Over het algemeen behoort de plant tot de brandnetelfamilie. Het groeit in een subtropisch klimaat. De leidende posities in de productie van ramee worden ingenomen door China, Japan, de Filippijnen.
Grove vezels
Dergelijke bastvezels worden voornamelijk verkregen uit tropische planten. Ze worden zo genoemd vanwege hun lage vochtdoorlatendheid, weerstand tegen bederf, stijfheid, sterkte en lage rek. Alleen gebruikt voor het maken van touwen.

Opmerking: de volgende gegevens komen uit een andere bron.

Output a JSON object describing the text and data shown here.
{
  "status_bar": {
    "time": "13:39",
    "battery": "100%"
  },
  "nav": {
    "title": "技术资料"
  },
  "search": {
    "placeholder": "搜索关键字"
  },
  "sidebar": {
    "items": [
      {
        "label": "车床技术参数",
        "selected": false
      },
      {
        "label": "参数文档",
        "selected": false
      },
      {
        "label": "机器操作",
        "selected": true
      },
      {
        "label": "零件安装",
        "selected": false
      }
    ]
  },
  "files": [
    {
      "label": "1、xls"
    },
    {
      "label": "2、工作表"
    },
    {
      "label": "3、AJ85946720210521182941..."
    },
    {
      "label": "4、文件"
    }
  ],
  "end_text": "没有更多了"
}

Abaca - textielbanaan. De gelijknamige vezel wordt gemaakt van de bladeren van deze plant.
Sisal, henequen - vezels van agavebladeren. Het is minder duurzaam dan abaca en brozer dan hennep. Dit weerhoudt ons er echter niet van om er netten, touwen en touw van te maken. Ook worden er jute en wikkelstof van gemaakt. Van afval en schoonmaak - papier, meestal inpakpapier. De lengte van de technische vezel van deze plant bereikt 1,5 m.
Houtvezels
Ze worden zowel uit de stammen van bomen als uit hun bast gehaald. Vooral de linde is populair. De bastvezels van de lindeschors worden vaak "bast" genoemd. In Rusland werden er bastschoenen van geweven en tijdens de oorlogsjaren was deze vaardigheid nuttig voor de partizanen. Geweekte lindevezels - bast. De toepassing ervan is het meest divers. Dit is een goed opvulmateriaal. Ook tot op de dag van vandaag worden er bleekborstels van gemaakt. Of gebruik het als badhanddoek. Lindenvezel is erg sterk, dus er worden visnetten en touwen van gemaakt.
Bovendien worden lindevezels veel gebruikt in de volksgeneeskunde. Er wordt aangenomen dat ze, geweekt en gepureerd tot een puree-consistentie, wondgenezing bevorderen en gifstoffen uit het lichaam verwijderen. Dit verklaart de populariteit van kalkwashandjes.